If the man who's responsible for all those guidelines that are supposed to make our passwords more secure is to be believed, including the capital letters and numbers and special characters doesn't actually make your password more secure. That guy's name is Bill Burr, a former manager at the National Institute of Standards in Technology (NIST).
In 2003, Burr created an eight-page guide that would go on to inform the password-creating guidelines by which we're forced to abide today. But Burr recently came clean and admitted that he had a very poor understanding of how passwords actually worked at the time, and he's very sorry that his misguided treatise is the reason we must make these unnecessarily complicated passwords that don't make our devices or accounts anymore secure.
We now know that using a string of simple and unrelated words is actually more secure than using a shorter password in which there is a mix of upper- and lowercase letters, numbers, and special characters. There's a well-known comic strip that explains it best, illustrating how a computer would take 550 years (at 1,000 guesses per minute) to figure out a password consisting of four simple words like "correcthorsebatterystaple" while something like "Tr0ub4or&3" would take just three days at the same rate.
You are the password
A capacitive fingerprint sensor consists of lots of tiny and tightly-packed capacitors that are extremely sensitive to changes in electric charge. When you place your finger on the sensor, it creates a virtual image of your fingerprint by inferring the pattern from the different levels of charge between the ridges and valleys of your print. While something like an optical fingerprint scanner can be fooled with a high-resolution photo of your fingerprint, capacitive scanners are more secure because they measure the actual physical structure of your fingerprint. As such, using your fingerprint to secure your device is probably going to be the most secure method available to you. But how secure is it really?
Truth be told, we aren't yet certain how secure fingerprint authentication actually is. Of course, there are estimates, including Apple's estimate of a 1-in-50,000 chance of a false match on a smartphone with just one fingerprint registered. If all ten fingerprints are registered (which isn't recommended), the chance of a false match increases to 1-in-5,000.
Google hasn't released any estimates regarding the reliability of fingerprint sensors for securing Android devices.
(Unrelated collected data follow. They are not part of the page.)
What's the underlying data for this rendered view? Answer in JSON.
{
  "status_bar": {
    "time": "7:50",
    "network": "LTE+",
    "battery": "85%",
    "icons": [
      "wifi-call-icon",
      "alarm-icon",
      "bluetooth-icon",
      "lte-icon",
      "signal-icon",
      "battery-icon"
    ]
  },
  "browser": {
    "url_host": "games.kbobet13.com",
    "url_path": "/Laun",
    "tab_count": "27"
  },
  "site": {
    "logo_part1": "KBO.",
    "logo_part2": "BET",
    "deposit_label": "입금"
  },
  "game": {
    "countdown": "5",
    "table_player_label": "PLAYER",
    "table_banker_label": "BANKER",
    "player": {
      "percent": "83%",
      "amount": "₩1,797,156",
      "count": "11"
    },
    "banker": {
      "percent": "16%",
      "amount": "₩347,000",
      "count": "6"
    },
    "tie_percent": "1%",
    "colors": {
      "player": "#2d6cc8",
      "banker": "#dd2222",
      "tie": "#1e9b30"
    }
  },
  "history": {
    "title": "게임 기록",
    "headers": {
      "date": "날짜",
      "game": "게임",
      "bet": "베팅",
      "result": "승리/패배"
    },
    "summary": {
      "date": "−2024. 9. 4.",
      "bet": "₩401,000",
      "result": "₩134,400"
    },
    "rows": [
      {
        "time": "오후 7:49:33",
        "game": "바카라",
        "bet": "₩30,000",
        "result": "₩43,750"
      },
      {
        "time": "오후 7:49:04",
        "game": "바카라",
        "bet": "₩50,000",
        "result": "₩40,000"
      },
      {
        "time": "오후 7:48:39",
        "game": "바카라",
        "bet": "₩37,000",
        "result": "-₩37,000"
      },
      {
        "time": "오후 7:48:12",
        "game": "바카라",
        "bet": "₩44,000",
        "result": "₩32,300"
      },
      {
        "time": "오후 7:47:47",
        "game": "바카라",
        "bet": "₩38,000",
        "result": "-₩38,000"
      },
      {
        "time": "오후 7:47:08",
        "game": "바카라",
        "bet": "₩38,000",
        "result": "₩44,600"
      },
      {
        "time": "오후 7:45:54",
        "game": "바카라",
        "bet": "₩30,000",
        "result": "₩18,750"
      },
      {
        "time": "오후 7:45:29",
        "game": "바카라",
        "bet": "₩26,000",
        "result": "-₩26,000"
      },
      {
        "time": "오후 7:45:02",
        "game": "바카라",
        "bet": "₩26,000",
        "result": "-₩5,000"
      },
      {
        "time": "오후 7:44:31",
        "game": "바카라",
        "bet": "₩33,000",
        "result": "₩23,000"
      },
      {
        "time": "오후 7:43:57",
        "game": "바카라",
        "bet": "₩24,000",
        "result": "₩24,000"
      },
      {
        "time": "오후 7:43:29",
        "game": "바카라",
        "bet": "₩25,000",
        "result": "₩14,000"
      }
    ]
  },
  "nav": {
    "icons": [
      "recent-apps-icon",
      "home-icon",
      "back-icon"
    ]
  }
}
Professor Rogers mentioned that, while the base hardware and software is often very solid, there can be some major changes made to the algorithms by OEMs as the Android operating system passes through numerous hands between the implementation of biometric security at Google and the launch of a mobile device with biometric sensors. As Rogers put it simply, the algorithms that facilitate biometric security have to "deal with lots of different humans."
So is biometric authentication better than using a password? For sake of example, let's pretend we're hackers and we want to hack someone's phone. We know this particular phone requires an eight-character password that can include upper- and lower-case letters, numbers, punctuation, and special characters, and it must have at least one of each. If we do some mathematical gymnastics, there are 3.026 × 10^15 possible password combinations. So which is statistically more likely, a false positive from a fingerprint sensor or figuring out the correct password?